I allowed time to pass before crossing over into East Berlin again, but indeed, I did return. On one occasion, when our new student pals from the east accompanied those of us who had visited as far as they were allowed to go, we talked for a moment through the chain-link fence that held them on that side of the divide. I suppose I must have been a bit teary-eyed by the time we reached the crossing. One of the West Berlin soldiers looked at me and said, “Sie Konnen nichts dafur,” meaning, “you cannot do anything about this”!

I remained in Berlin for three years, always with the freedom to pursue my recital performances as well as those with orchestra all over Europe, and after a short while in the States, as well.

The opera house had more than eighty operas in its repertoire, providing me the opportunity to see performances that I could not have seen in the States. My first acquaintance with the operas of Leoš Janáček, for example, came in Berlin. It would take another decade for these operas to be presented in England and in America.

I was still a relative neophyte, however, and I was being offered roles that were not suited to my still-developing vocal apparatus and artistic acumen. After a time, it became clear to me that in order to preserve my chances of singing for the long haul, I had to gather the courage of youth and take matters into my own hands. I presented myself in the office of Professor Seefehlner one autumn morning.

I thanked him for the trust he had placed in me in bringing me to Berlin and allowing me the experience of a lifetime: to learn, to hear music of the highest level, both at the opera house and over at the Philharmonie, with Herbert von Karajan and that rather fabulous band of his, as well as being able to go across the road to the Schiller Theater and listen to German that was so beautifully spoken, it was hard to imagine that the plays of Shakespeare had not been written in that language.

The great opera director Walter Felsenstein was at the time working magic on the opera stage in East Berlin. All of this was there for me, providing an unrivaled arts education.

But then, because I had no one to do this on my behalf, I stated that I thought it wise for me, best for me, to leave the opera house for a few years and seek further vocal development, in order to return to the opera stage when in my thirties.

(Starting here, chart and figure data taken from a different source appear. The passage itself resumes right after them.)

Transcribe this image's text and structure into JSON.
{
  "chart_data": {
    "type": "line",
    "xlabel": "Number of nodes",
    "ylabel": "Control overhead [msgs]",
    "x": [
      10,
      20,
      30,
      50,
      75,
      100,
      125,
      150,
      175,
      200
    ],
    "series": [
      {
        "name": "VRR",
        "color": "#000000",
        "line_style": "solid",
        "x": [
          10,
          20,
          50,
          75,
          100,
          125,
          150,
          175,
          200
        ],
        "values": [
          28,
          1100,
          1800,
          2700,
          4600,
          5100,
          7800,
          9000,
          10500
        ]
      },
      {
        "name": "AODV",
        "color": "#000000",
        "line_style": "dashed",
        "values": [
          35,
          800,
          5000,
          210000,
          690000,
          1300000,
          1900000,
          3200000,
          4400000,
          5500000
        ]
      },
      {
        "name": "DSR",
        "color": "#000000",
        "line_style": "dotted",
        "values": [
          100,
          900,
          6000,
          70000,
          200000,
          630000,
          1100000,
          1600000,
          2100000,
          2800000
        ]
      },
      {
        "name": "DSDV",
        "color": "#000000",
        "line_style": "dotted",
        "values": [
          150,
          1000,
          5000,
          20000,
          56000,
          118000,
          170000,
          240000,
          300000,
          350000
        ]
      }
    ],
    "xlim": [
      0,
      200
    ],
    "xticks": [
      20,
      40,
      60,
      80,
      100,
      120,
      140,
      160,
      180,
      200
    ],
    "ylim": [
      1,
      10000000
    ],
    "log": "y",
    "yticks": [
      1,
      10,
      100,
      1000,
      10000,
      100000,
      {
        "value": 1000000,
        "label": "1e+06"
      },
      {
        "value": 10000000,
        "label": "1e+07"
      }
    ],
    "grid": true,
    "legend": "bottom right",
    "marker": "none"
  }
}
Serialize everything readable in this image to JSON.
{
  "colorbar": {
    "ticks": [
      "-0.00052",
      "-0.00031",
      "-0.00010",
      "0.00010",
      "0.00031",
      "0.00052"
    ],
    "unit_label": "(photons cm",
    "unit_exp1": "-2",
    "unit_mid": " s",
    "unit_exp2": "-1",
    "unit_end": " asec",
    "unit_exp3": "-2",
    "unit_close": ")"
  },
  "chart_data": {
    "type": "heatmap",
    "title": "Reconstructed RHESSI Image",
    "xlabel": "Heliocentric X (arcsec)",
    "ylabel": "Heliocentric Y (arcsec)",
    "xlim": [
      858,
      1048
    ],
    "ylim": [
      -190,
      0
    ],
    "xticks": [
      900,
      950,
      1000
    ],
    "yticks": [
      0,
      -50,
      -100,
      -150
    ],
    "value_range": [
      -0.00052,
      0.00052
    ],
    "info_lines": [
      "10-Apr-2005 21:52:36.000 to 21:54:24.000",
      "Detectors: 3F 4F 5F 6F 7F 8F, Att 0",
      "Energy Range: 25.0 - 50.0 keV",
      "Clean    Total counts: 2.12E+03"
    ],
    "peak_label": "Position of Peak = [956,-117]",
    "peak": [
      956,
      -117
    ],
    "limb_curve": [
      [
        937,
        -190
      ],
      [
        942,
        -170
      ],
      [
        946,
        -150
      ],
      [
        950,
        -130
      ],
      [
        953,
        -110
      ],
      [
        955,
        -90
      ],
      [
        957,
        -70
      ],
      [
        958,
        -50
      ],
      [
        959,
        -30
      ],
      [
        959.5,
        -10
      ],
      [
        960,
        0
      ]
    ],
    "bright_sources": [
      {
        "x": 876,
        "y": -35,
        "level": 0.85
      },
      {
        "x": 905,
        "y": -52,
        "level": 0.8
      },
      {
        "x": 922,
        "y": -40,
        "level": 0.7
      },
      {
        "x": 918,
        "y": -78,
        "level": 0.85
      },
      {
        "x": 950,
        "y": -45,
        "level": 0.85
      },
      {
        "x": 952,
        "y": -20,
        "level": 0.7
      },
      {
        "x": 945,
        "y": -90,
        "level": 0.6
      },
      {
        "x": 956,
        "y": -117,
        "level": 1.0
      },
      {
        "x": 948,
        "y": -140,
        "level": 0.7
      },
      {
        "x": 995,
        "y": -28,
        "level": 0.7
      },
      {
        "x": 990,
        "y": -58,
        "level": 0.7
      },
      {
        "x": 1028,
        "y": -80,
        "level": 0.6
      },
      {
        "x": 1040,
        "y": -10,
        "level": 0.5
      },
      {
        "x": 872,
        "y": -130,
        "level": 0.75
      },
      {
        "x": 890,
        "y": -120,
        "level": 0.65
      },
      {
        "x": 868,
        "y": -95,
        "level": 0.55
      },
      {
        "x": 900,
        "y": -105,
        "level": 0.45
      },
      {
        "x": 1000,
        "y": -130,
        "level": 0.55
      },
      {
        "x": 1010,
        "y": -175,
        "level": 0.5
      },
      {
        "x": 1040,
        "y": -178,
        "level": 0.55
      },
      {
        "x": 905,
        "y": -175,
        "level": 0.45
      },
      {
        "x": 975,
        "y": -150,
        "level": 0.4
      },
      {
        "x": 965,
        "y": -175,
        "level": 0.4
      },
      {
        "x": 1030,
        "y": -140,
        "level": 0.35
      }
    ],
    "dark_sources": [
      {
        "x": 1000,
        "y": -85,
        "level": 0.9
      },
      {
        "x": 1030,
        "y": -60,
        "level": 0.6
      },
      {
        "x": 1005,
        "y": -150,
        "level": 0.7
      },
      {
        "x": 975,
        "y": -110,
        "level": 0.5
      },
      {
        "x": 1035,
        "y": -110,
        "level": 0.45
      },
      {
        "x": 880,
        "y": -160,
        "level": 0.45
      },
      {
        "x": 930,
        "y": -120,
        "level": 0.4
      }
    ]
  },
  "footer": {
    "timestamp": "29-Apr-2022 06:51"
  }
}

In my mind, it seemed a reasonable plan. Professor Seefehlner was not unkind—but he was not as taken with the idea as I, and did not hesitate to say as much.

He wished me well; I took my leave.

One of the things that gave me great comfort in this fairly major career decision was something that a very famous colleague of mine had said to me only a few months prior. I will not embarrass her by mentioning her name, but the advice is unforgettable. I had the great pleasure of working with her on a recording. In the various breaks, we had time for conversation; I treasured these moments. One day she said, “I wish to say something to you that I trust you will remember always.” Looking me straight in the eyes, out of earshot of all our other colleagues, she continued. “Remember always, you are the only person in the world who will look after your voice. I want you to promise me that this is what you are going to do. You are the only one who does not have an agenda for your voice that has nothing to do with your vocal preparedness at this time in your young life. You are the only one who will care for your voice in the way that it needs. You are the only one who can say no. No, my dear, is a complete sentence.”